Его прозвали «бульварным Тальма»,[13] и это выражение сохраняет свой двойной смысл — и хвалебный и критический, ибо, несмотря на свою условность, хорошо передает и сильные и слабые стороны Леметрова таланта. Все созданные Фредериком образы навеки сохранят его печать. Дон Сезар де Базан, гордо носящий свои лохмотья, Робер Макер[14] — самый дерзкий негодяй во всем современном театре, Жорж из «Жизни игрока»,[15] Ричард Дарлингтон,[16] Трагалдабас[17] — вот великие создания этого артиста. К списку его триумфов можно было бы присовокупить «Генриха III»,[18] «Маршала д'Анкр», «Даму из Сен-Тропеза»,[19] «Пебло» и еще сотню драм, более или менее литературных, все это драматургия посредственная, драматургия неровная, которой артист придал известную ценность только благодаря своему таланту, но которая обречена была кануть в небытие раньше его самого.
ВИКТОР ГЮГО
Париж любит выставлять свои возвышенные чувства напоказ, но порой он становится женственным, чутким — в тех случаях, когда он хочет почтить тех, кого любит. В тот вечер, когда отмечалось пятидесятилетие «Эрнани», весь зал был озарен улыбчивой радостью; какое-то умиленное волнение царило в воздухе, и от этого ярче мерцали бриллианты, трепетней переливались женские украшения. С какой восторженной готовностью рукоплескали зрители, как сияли их лица, словно говоря: «Мы приветствуем не только поэта, но и человека!» А когда Сара Бернар своим мелодичным, чарующим голосом стала читать прекрасные стихи Франсуа Коппе, даже самые закоренелые скептики могли бы прослезиться, словно на чьей-нибудь золотой свадьбе, когда представители десяти поколений с умиленной торжественностью шествуют за прабабкой, еще хранящей юный румянец, и бодрым прадедом, который гордо носит свой старомодный фрак. Около ста лет, прошедших после представления «Ирины»,[20] на котором Париж вновь увидел и увенчал лаврами Вольтера, Французский театр не был в таком праздничном настроении.
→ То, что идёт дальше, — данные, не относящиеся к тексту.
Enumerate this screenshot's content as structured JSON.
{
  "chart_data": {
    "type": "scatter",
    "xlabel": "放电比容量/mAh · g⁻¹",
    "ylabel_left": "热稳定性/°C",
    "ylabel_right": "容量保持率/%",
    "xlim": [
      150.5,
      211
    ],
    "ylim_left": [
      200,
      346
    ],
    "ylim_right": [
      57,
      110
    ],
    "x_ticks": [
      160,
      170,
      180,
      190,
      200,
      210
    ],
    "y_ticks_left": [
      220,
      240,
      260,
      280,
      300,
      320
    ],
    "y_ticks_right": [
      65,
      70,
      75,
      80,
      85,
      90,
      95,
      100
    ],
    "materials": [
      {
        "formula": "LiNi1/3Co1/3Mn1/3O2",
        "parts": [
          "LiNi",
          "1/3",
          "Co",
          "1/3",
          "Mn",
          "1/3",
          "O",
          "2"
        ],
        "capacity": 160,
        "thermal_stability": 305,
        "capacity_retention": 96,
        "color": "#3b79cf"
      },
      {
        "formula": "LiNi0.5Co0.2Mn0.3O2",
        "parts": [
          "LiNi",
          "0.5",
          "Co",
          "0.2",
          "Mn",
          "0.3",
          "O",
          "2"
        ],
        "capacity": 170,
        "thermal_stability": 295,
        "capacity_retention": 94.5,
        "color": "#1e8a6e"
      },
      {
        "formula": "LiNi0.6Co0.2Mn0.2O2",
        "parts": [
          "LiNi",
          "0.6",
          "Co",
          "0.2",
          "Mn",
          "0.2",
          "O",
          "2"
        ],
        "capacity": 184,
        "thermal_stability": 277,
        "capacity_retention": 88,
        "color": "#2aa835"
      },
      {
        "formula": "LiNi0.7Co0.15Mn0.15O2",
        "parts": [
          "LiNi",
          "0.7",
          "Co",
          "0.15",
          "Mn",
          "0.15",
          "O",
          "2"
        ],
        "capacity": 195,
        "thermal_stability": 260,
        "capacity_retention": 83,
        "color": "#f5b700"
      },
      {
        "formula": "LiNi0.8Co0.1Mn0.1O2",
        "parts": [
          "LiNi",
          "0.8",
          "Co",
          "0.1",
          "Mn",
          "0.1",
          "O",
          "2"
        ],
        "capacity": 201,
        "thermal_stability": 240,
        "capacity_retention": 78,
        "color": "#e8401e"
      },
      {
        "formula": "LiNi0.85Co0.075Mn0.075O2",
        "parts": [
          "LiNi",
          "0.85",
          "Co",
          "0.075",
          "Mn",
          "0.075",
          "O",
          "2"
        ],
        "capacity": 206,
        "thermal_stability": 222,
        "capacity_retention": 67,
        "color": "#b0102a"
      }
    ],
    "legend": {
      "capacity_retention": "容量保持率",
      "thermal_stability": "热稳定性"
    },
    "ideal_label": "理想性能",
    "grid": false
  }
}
Но на этот раз наш Вольтер в добром здравии, его легкие расширяются, вдыхая воздух, насыщенный восторгами публики. Вместо юго чтобы воскликнуть: «Ах, друзья мои, вы меня просто убиваете!..»- он мог бы вполне искренне сказать: «Спасибо, друзья! Я оживаю от столь сладостного триумфа».
В семьдесят восемь лет Виктор Гюго держится прямее нас всех. Распорядок его жизни отличается необыкновенной точностью: он встает в пять утра, выходит из дому в восемь, кроме уж очень ненастных дней. Подобно Монтеню и г-же де Сталь, он всегда любил жить в большом городе, а после изгнания страсть эта в нем еще усилилась и окрепла. Ему не терпелось увидеть новые кварталы, недавно проделанные просеки — широкие проспекты, на которых беспрестанно гудят рожки омнибусов, Сену, где снуют паровые катеры. Самое большое для него удовольствие — это взобраться с утра на империал омнибуса и ехать через весь Париж, по бульварам, через рабочие кварталы, через районы, где живет беднота, до унылых улиц пригородов у самых укреплений, мимо домишек с садиками, мимо зарослей дикого овса и крапивы.
Каждый день в недрах беспрестанно видоизменяющегося города Виктор Гюго открывает какой-нибудь неведомый ему доселе живописный уголок. За последние два года он сочинил большую часть своих стихотворений, проезжая по пробуждающимся утренним улицам, задумчиво наблюдая с высоты империала. И правда, нет более удобного, более благоприятствующего бродяжничающему воображению и зоркому раздумью наблюдательного пункта, чем это скромное место на крыше омнибуса: за какие-нибудь три четверти часа и без малейшей усталости вы можете ознакомиться — от заставы до заставы — с самыми разнообразными Парижами. Мимо вас, как во сне, мелькают и исчезают богатые квартиры: тяжелые шторы подняты, наружу вырываются волны кисейных занавесок, а дальше, в бедных кварталах, ваш взгляд может проникнуть в узкие, темные окна одноэтажных домиков, где рефлектор из начищенной жести старается уловить снаружи хоть немного скупого дневного света в те дни, когда не приходится ради работы или ради Торговли зажигать газ еще до полудня.